棗門
棗門(なつめもん)は本丸北西端に位置する本丸の搦手門である。「棗」の由来は門の木材に棗の木が用いられたからだと思われる。棗門は水野期に多くの改変があったようで、最も初期の絵図(正保城絵図)では内枡状の虎口で東向きに高麗門が建てられ周囲の石塁には土塀が立てられていが、水野中期の絵図(福山城下御家中町絵図)になると、門は虎口の外側に移り南向きの櫓門となっている。そして、水野後期になると周囲の土塀は多聞櫓に替わり門に付随する櫓は西側から東側に移されている。これら絵図の変遷が事実だとすれば、棗門は水野時代に三度の改築があったことになる。そして、この変遷の名残と思われるのが、本丸北西の本丸側に突出した多聞櫓で、現在は残されていないが黄金水の北に位置していた。ここは棗門が南向きであれば、あまり意味をなさない奇妙な形状であるが、これが東向きであったなら、門の虎口を守る重要な役割を持つことになり、絵図の改変が事実であることを伺わせるのである。もし、この周囲の発掘調査が行われれば、何らかの遺構が出土する可能性があり変遷の実態が解明されるかもしれない。
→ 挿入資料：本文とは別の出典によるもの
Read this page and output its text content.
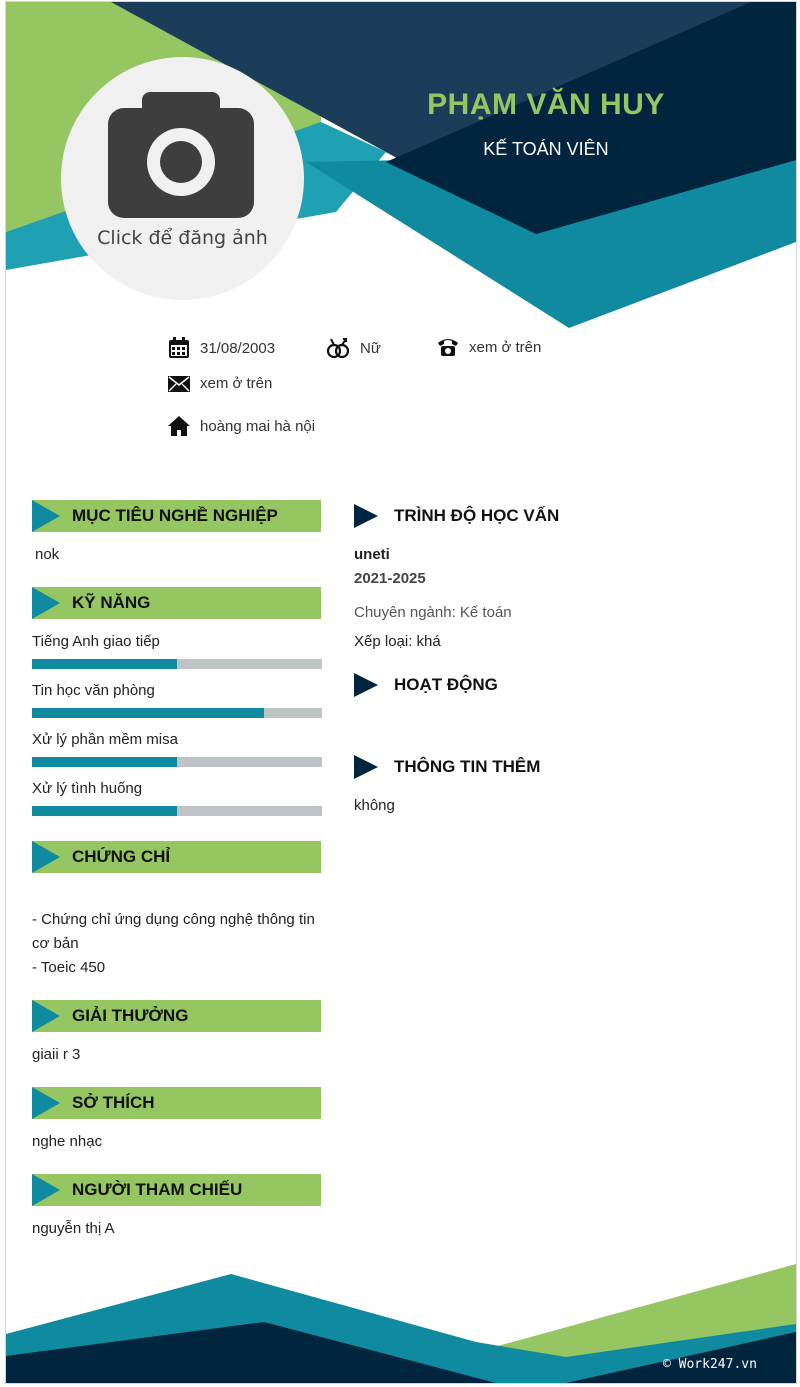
Click để đăng ảnh
PHẠM VĂN HUY
KẾ TOÁN VIÊN
31/08/2003	Nữ	xem ở trên
xem ở trên
hoàng mai hà nội
MỤC TIÊU NGHỀ NGHIỆP
nok
KỸ NĂNG
Tiếng Anh giao tiếp
Tin học văn phòng
Xử lý phần mềm misa
Xử lý tình huống
CHỨNG CHỈ
- Chứng chỉ ứng dụng công nghệ thông tin
cơ bản
- Toeic 450
GIẢI THƯỞNG
giaii r 3
SỞ THÍCH
nghe nhạc
NGƯỜI THAM CHIẾU
nguyễn thị A
TRÌNH ĐỘ HỌC VẤN
uneti
2021-2025
Chuyên ngành: Kế toán
Xếp loại: khá
HOẠT ĐỘNG
THÔNG TIN THÊM
không
© Work247.vn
ところで、棗門に付随する櫓は固有の名称が備陽六郡志に記されていないため、今日の書籍の多くで名称不明として扱われ、阿部期に付けられた「内六番櫓」の呼称が用いられている。当サイトでは福山領分語伝記に記述され、該当が不明とされる「唐物櫓」をこの櫓に比定しているが、十分な根拠はないので、とりあえず内六番櫓とする。
明治時代になると棗門は取り壊されたようで、正確な時期は不明だが東側の櫓台も石垣が崩され本丸内にクルマで乗り入れられるようされた。また、棗門南の本丸に突出する多聞櫓も取り壊された。さらに、棗門から南に続く本丸西側の多聞櫓にも改変があり、本来の形状を失っている。現在、棗門虎口の手前に冠木門が建てられているが、これは模擬で遺構に関係しない。ただ、西側の櫓台、門柱の礎石、などは残されており、往時の門の位置は確認することができる。
正面の石垣は色や石組みが周囲と異なり後世のものであることがわかるだろう。